Messages should be simple. The Japanese government’s “three Cs” — urging people to avoid closed spaces, crowded places, and close-contact settings — is seen as one of the more effective messages of the pandemic. This Vietnamese hand-washing PSA went viral in the spring of 2020, driven by a catchy song and a dance.
Suzanne Bakken, who has contributed to the National Academy’s work on Covid communications, told me that “flatten the curve” had been the most effective message deployed in the United States. It managed to communicate an important public health goal in an intelligible fashion and, for a time, gave people a shared goal to work around.
“That really spoke to people,” she said. “It was a pretty simple visualization.”
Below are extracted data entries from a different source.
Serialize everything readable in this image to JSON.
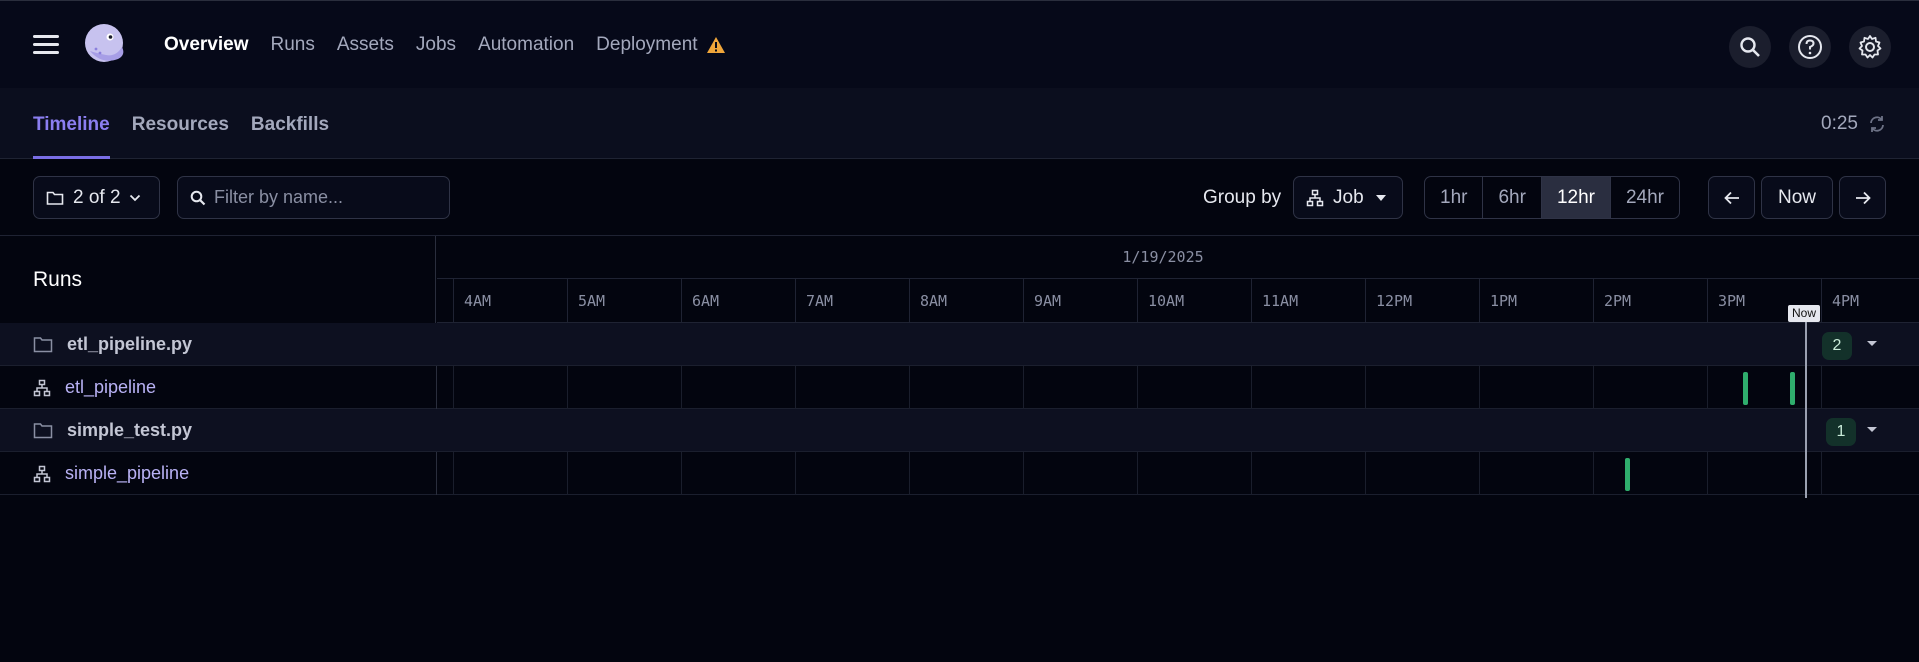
{
  "nav": {
    "links": [
      "Overview",
      "Runs",
      "Assets",
      "Jobs",
      "Automation",
      "Deployment"
    ],
    "active": "Overview",
    "deployment_warning_icon": "warning-icon",
    "right_icons": [
      "search-icon",
      "help-icon",
      "settings-icon"
    ]
  },
  "tabs": {
    "items": [
      "Timeline",
      "Resources",
      "Backfills"
    ],
    "active": "Timeline",
    "refresh_countdown": "0:25"
  },
  "toolbar": {
    "location_filter": "2 of 2",
    "search_placeholder": "Filter by name...",
    "group_by_label": "Group by",
    "group_by_value": "Job",
    "ranges": [
      "1hr",
      "6hr",
      "12hr",
      "24hr"
    ],
    "active_range": "12hr",
    "now_label": "Now"
  },
  "timeline": {
    "runs_title": "Runs",
    "date": "1/19/2025",
    "hours": [
      "4AM",
      "5AM",
      "6AM",
      "7AM",
      "8AM",
      "9AM",
      "10AM",
      "11AM",
      "12PM",
      "1PM",
      "2PM",
      "3PM",
      "4PM"
    ],
    "now_marker": "Now",
    "groups": [
      {
        "name": "etl_pipeline.py",
        "count": "2",
        "jobs": [
          {
            "name": "etl_pipeline",
            "run_times": [
              "3:19PM",
              "3:44PM"
            ]
          }
        ]
      },
      {
        "name": "simple_test.py",
        "count": "1",
        "jobs": [
          {
            "name": "simple_pipeline",
            "run_times": [
              "2:17PM"
            ]
          }
        ]
      }
    ]
  },
  "colors": {
    "accent": "#7a6ee6",
    "run_success": "#2fae6d",
    "background": "#03050f"
  }
}
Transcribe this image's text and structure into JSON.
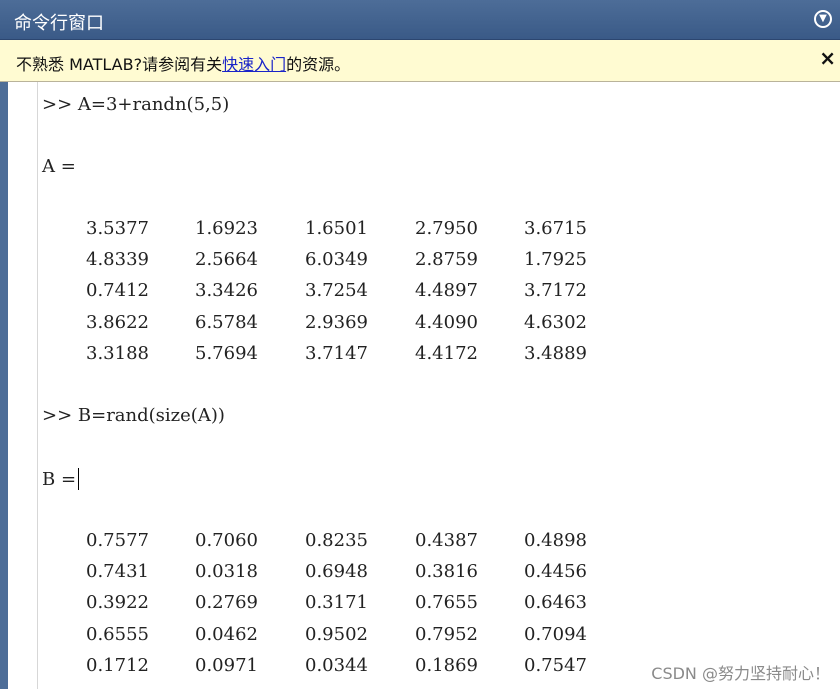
{
  "window": {
    "title": "命令行窗口",
    "menu_icon": "chevron-down-circle"
  },
  "infobar": {
    "prefix": "不熟悉 MATLAB?请参阅有关",
    "link": "快速入门",
    "suffix": "的资源。",
    "close_label": "×"
  },
  "console": {
    "cmd1": ">> A=3+randn(5,5)",
    "var1": "A =",
    "matrixA": [
      [
        "3.5377",
        "1.6923",
        "1.6501",
        "2.7950",
        "3.6715"
      ],
      [
        "4.8339",
        "2.5664",
        "6.0349",
        "2.8759",
        "1.7925"
      ],
      [
        "0.7412",
        "3.3426",
        "3.7254",
        "4.4897",
        "3.7172"
      ],
      [
        "3.8622",
        "6.5784",
        "2.9369",
        "4.4090",
        "4.6302"
      ],
      [
        "3.3188",
        "5.7694",
        "3.7147",
        "4.4172",
        "3.4889"
      ]
    ],
    "cmd2": ">> B=rand(size(A))",
    "var2": "B =",
    "matrixB": [
      [
        "0.7577",
        "0.7060",
        "0.8235",
        "0.4387",
        "0.4898"
      ],
      [
        "0.7431",
        "0.0318",
        "0.6948",
        "0.3816",
        "0.4456"
      ],
      [
        "0.3922",
        "0.2769",
        "0.3171",
        "0.7655",
        "0.6463"
      ],
      [
        "0.6555",
        "0.0462",
        "0.9502",
        "0.7952",
        "0.7094"
      ],
      [
        "0.1712",
        "0.0971",
        "0.0344",
        "0.1869",
        "0.7547"
      ]
    ]
  },
  "watermark": "CSDN @努力坚持耐心！"
}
Academics such as Bakken are also thinking about how to empower local health authorities and nongovernmental groups, in which people might place more trust in the current polarized political environment. The National Academy of Medicine review contemplates some kind of national infrastructure that would disseminate information to local actors and allow them to decide how to tailor the message based on their particular community:
Communications should be adapted at the individual and community levels and take into account how centrally developed communications methods can be rooted in patriarchy, colonial oppression, and structural racism. Without this understanding, communications cannot be appropriately adapted to local contexts, and therefore may be rejected by many communities.
This is a lesson that other countries more accustomed to public health emergencies have already learned. In Vox’s Pandemic Playbook series, reporter Jen Kirby traveled to Senegal and spoke with community health workers who were integral to that country’s response, as the point of contact and primary communicator in their own villages and towns.
Given how diverse the US is, and how much trust in some of its national institutions has eroded, such a model would offer one way to begin repairing the relationship between the American public and its public health institutions.
“It’s not only getting the message right,” Ratzan said, “but having the right messenger, with the right dosage.”